Republican U.S. presidential nominee Donald Trump shakes hands with Democratic U.S. presidential nominee Hillary Clinton at the conclusion of their first presidential debate at Hofstra University in Hempstead, New York, U.S., September 26, 2016.
Mike Segar—Reuters
By Mark Cancian
September 27, 2016

As the presidential campaign moves into its final two months, the defense programs of both candidates are coming under heavier scrutiny. Hillary Clinton is long on forceful rhetoric, but short on details. Donald Trump, whose comments about the military and foreign policy during the primary season alarmed the defense community daily, recently put forward a defense program with specific proposals.

Ironically, although Trump and Clinton attack each other vigorously, they say many of the same things about national security. Both would emphasize diplomacy; move aggressively to defeat the Islamic State; build a strong military while increasing innovation and reducing waste; care for veterans, military personnel, and military families; and prevent Iran from getting nuclear weapons.

These are all worthy goals, but what do they mean for the specifics of a defense program?

In Trump’s case, the plan he announced on September 7 fits mostly within mainstream Republican thinking on military policy. He is calling for 90,000 additional active-duty Army soldiers, 42 more Navy ships, 100 more modern fighter aircraft, and increased nuclear and missile defense capabilities. Some of these goals cannot be achieved for years—ships, especially carriers, take a long time to build—and the force increases are imbalanced—all for expensive active-duty troops and none for less expensive National Guard and reserves. Most striking, however, is that Trump’s proposed forces do not seem to be aligned with his defense strategy. Trump has talked extensively about placing more responsibility on American allies, refraining from nation-building, and keeping U.S. forces at home. Yet the force structure he describes is more appropriate for a military that is forward deployed and engaged with allies around the globe.

The Center for Strategic and International Studies, where I work, has a budget tool that estimates Trump’s proposals to cost about $640 billion per year, about $80 billion above what President Obama has projected for the next few years. While this is a lot of money, it’s only half the size of the Reagan administration build-up in the 1980s and an increased burden of about 0.5% of GDP, roughly 3% to 3.5% below defense budgets of the 2000s and far below the level of the Cold War.

Clinton portrays herself as a tougher version of Obama, arguing that she would be more aggressive with Russia and the Islamic State. But unlike Trump, she has not made specific proposals about a defense program. Instead, she has called for a commission to assess strategy and resources. Although many national security commissions have been convened in Washington over the years to advise presidential policies, there is really no precedent for an administration deferring its national security strategy to an outside body. On the other hand, a commission might offer the opportunity to forge a bipartisan consensus on national security resources and programs.
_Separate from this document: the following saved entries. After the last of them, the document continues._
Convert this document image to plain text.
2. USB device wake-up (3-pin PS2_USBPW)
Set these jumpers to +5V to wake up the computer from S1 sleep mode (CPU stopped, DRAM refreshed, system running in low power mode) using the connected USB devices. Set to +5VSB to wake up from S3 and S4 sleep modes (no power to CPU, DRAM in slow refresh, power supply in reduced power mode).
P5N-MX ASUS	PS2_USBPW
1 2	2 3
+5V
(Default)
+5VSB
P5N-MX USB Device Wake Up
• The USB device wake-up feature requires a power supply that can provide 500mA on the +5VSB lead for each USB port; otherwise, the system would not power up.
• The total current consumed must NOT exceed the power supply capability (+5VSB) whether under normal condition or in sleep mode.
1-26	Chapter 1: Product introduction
Clinton’s national security policy is more expansive than Trump’s, including climate change, education, domestic infrastructure, women’s empowerment, eliminating income inequality, and fighting discrimination. It would not be surprising, then, to find a Clinton Defense Department becoming more involved in these activities and perhaps even funding them. With regard to military personnel, Clinton focuses on classic family issues like daycare, jobs for military spouses, and children’s education. On missile defense, Clinton highlights the value of regional systems, which protect allies and U.S. forces overseas, but not national systems, which protect the U.S. homeland but which many Democrats have criticized as expensive and unreliable.

So although it is not possible to put a cost on a Clinton program yet, implementing the tougher foreign policy she describes would require forces and programs, and hence a budget, at least as large as what Obama has proposed. Indeed, many think tanks and commentators, myself included, have argued that even Obama’s less aggressive strategy is underfunded, so Clinton would likely need more money.

 

Trump’s plan is likely more expensive than Clinton’s, but both are theoretically affordable. The crucial question, though, is how the candidates plan to pay for them. Standing in the way are their other expensive promises. Trump, for example, has promised extensive tax cuts, while Clinton has promised expanded domestic spending and new entitlements. Both have made nods to getting more money, Trump through efficiencies and Clinton through taxes on the wealthy. But neither proposal is large or specific enough to produce the necessary funds.

The politics of budgeting are tricky as well. Democrats want any defense increases matched by increases in domestic budget programs, and the Republican Freedom Caucus opposes any budget increases.

But even without these additional costs, the long-term budget outlook is concerning. The Congressional Budget Office forecasts that with existing laws and policies, the deficit will grow from $540 billion in 2016 to $810 billion in 2020 and $1.4 trillion in 2036. Soon after the new president takes office, these harsh budget realities will collide with campaign promises. Then the real decision-making will begin.

Mark Cancian is a senior adviser with the international security program at the Center for Strategic and International Studies.